Die Münchener planen dabei Laufzeiten von bis zu 30 Jahren und wollen sich so offenbar die derzeit niedrigen Refinanzierungskosten sichern.
In Euro will Siemens zwei Anleihen auflegen - mit zwei bzw siebeneinhalb Jahren Laufzeit. Bei den Sterling-Bonds sind die angestrebten Fälligkeiten mit 13 und 30 Jahren deutlich später.

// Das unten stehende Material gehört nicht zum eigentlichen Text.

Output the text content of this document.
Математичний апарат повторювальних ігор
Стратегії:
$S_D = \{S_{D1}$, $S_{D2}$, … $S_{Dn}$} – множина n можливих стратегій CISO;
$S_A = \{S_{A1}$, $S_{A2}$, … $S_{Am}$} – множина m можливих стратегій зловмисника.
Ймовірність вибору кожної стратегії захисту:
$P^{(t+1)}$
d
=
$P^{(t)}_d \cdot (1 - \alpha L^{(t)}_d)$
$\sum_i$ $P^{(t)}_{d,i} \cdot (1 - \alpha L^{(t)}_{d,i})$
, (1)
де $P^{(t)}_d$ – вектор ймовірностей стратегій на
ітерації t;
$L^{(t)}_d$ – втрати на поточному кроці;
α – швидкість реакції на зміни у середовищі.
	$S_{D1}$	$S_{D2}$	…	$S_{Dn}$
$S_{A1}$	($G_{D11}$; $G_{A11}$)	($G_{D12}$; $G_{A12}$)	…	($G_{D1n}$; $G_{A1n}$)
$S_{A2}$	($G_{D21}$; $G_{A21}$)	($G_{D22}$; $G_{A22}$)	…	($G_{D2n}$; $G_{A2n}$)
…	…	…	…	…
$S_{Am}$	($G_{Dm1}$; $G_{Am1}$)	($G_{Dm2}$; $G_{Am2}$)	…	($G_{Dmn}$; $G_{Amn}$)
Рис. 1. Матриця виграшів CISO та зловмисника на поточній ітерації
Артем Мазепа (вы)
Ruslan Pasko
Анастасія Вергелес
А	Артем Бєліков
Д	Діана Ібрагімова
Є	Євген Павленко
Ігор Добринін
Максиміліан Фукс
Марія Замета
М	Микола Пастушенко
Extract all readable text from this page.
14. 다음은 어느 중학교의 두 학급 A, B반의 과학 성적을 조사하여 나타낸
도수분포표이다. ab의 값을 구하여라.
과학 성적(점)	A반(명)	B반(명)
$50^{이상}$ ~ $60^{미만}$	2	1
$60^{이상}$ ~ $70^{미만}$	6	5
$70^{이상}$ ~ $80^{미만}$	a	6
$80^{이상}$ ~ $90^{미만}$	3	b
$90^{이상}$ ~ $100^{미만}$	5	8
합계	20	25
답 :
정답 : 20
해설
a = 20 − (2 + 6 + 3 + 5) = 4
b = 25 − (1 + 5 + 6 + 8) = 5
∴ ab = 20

Zum angestrebten Emissionsvolumen wollte sich Siemens auf Nachfrage nicht äußern.
Zuletzt war Siemens im Februar 2009 mit Eurobonds auf den Markt gekommen. Damals musste für eine achtjährige Emission ein Kupon von 5,425 Prozent geboten werden. Bei der neuen 7,5-Jährigen wird nach Angaben einer der beteiligten Banken ein Aufschlag von 20 Basispunkten auf die MidSwaps angesetzt. Die liegen derzeit im Bereich von 1,40 Prozent. Bei den Zweijährigen soll der Kupon auf 0,10 Punkte unter MidSwaps (derzeit bei etwa 0,52 Prozent) lauten.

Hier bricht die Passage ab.